For microcredit to work, some traditional tools like credit checks and collateral needs to be discarded if the system has to achieve some genuine benefits without seeming like charity.



It is important that the banking system understands how to provide microfinance without making it look like something short of charity. Not only has microfinance proved it is viable as a business model, it has also shown its capacity to reach out to those who need to be brought into the financial mainstream. But for MFIs it has become clear that for microfinance to penetrate further into the rural population, who has hardly any access to banks, one of the key factors behind its success is the ability to go around traditional tools like credit history checks and need for collateral for the former banking network.

MFIs traditionally provide loans to women from rural areas, who barely have any collateral to offer and often do not even have proper identity documentation. In such a scenario formalities would have prevented MFIs from running their vast network of loan-seekers. Hence, such tools when it comes to microfinance loans has been proven unnecessary over the years. The fact has further been validated by the high repayment volume from its debtors.

Since, MFI loans are usually small amounts provided to women with an entrepreneurial streak, they will continue to remain a crucial channel of providing financial services to a large section of the population, acting in complement to banks. Although, for banks, a microfinance customer seems inherently vulnerable, it is imperative to understand that MFIs have plans for risks, without slowing down the access to regulated credit lines for those who have remained underserved by formal banking channels.

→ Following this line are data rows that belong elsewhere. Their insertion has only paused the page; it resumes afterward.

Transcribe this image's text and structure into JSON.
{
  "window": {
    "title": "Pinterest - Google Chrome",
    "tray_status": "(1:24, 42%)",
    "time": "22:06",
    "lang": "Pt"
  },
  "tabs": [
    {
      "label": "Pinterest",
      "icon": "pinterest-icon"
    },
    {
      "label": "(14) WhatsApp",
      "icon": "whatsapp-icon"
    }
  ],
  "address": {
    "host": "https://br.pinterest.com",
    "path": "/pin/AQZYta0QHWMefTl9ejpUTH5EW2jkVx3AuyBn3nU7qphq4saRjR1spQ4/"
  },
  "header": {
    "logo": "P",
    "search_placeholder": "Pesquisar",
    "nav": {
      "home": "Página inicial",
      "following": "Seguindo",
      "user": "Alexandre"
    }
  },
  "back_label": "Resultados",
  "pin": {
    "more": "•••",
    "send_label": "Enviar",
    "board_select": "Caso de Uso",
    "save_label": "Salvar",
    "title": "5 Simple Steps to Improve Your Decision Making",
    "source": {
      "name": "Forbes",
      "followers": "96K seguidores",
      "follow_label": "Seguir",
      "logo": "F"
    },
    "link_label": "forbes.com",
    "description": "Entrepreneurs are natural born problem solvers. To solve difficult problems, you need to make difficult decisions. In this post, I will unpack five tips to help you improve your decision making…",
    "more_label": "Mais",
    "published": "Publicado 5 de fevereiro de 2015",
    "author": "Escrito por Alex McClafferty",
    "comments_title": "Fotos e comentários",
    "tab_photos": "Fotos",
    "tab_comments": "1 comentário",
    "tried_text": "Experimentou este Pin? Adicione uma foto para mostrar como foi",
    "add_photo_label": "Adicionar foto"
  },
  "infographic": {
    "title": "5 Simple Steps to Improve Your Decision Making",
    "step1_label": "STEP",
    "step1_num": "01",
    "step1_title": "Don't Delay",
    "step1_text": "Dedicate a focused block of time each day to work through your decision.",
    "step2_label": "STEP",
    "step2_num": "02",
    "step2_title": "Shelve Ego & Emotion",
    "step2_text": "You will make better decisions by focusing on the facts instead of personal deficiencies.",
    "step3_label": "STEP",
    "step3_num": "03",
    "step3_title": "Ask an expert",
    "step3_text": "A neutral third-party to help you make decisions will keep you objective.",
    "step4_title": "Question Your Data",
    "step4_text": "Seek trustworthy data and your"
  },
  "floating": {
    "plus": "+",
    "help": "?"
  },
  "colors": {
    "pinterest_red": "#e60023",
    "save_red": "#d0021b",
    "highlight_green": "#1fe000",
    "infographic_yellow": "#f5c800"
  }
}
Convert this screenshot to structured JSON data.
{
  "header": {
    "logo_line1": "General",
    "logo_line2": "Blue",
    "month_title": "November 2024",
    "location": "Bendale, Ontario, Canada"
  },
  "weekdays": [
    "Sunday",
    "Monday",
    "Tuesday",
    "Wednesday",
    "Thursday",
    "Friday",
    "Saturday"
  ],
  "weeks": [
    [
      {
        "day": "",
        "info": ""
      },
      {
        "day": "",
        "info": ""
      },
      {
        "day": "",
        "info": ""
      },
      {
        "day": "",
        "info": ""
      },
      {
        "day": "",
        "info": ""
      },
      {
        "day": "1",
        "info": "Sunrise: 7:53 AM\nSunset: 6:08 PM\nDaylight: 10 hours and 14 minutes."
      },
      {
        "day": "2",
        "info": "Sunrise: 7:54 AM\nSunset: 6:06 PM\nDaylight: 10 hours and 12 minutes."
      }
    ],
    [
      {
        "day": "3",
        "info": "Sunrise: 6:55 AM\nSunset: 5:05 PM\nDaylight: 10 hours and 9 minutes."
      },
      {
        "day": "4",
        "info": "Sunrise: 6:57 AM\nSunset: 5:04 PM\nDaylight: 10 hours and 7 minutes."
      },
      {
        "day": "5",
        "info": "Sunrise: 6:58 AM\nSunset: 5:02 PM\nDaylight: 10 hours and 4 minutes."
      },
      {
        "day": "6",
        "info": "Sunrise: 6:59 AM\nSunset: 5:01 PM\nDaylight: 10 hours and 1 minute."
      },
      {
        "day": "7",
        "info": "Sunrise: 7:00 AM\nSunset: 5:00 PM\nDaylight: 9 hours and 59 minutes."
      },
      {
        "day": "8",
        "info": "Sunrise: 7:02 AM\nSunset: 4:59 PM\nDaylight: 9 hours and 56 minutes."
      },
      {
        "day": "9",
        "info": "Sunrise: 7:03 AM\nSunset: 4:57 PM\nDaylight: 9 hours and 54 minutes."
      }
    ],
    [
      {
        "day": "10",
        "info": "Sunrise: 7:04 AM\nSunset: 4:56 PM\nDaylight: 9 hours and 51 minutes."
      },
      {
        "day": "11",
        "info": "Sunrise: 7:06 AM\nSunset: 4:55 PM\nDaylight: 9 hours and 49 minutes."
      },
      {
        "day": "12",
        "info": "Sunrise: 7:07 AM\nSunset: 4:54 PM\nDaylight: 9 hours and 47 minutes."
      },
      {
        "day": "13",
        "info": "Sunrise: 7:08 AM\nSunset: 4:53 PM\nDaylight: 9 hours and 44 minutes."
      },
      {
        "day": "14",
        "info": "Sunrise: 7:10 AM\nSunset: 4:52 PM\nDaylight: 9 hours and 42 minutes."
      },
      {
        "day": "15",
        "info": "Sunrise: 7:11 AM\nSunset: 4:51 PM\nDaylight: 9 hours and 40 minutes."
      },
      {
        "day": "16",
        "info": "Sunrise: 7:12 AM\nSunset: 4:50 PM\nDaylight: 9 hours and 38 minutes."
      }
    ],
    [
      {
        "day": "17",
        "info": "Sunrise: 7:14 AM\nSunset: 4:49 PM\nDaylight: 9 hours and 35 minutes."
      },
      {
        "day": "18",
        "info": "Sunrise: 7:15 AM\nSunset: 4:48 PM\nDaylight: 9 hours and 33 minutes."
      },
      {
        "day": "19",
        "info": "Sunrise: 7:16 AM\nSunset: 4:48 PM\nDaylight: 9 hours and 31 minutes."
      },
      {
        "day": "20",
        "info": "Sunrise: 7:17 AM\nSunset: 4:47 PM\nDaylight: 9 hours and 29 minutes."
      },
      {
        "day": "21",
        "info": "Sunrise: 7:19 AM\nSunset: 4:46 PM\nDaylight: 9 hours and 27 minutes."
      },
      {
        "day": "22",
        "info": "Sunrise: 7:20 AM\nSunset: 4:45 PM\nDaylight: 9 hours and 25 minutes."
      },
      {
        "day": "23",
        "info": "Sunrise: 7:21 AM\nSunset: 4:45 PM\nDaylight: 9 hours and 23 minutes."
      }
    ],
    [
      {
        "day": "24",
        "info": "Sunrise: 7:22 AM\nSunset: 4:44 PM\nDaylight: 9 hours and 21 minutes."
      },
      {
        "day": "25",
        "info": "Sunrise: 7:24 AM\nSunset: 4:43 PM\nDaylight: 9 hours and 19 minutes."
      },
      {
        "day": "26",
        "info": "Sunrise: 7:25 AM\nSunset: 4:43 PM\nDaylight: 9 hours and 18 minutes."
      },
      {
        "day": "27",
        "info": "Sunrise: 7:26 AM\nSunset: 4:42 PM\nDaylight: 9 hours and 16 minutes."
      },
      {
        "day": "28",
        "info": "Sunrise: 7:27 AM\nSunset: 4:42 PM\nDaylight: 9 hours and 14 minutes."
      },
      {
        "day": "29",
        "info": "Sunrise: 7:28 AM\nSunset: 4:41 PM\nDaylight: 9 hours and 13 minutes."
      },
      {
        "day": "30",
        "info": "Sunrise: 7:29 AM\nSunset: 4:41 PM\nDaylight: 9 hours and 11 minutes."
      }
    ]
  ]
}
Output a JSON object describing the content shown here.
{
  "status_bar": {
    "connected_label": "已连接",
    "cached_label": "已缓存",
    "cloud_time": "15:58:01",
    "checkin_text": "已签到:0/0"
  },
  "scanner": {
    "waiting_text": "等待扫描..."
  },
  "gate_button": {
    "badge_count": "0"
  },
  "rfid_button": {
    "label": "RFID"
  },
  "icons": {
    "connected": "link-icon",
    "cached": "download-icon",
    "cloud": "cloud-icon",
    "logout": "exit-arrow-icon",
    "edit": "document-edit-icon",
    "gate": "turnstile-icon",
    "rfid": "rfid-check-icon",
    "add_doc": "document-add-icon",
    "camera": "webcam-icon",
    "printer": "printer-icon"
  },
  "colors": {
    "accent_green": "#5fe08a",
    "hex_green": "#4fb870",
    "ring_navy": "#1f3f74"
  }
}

While MFIs have worked on strengthening their position of viability and legitimacy in places where banks are not present, the need of the hour is to further strengthen credit discipline and culture of repayment among its customers. The system can be made more durable by optimizing on operational costs through IT-enabled services, more stringent self-regulatory norms for stakeholders in the sector, and by safeguarding the business model from what can be loosely termed as ‘acts of God’.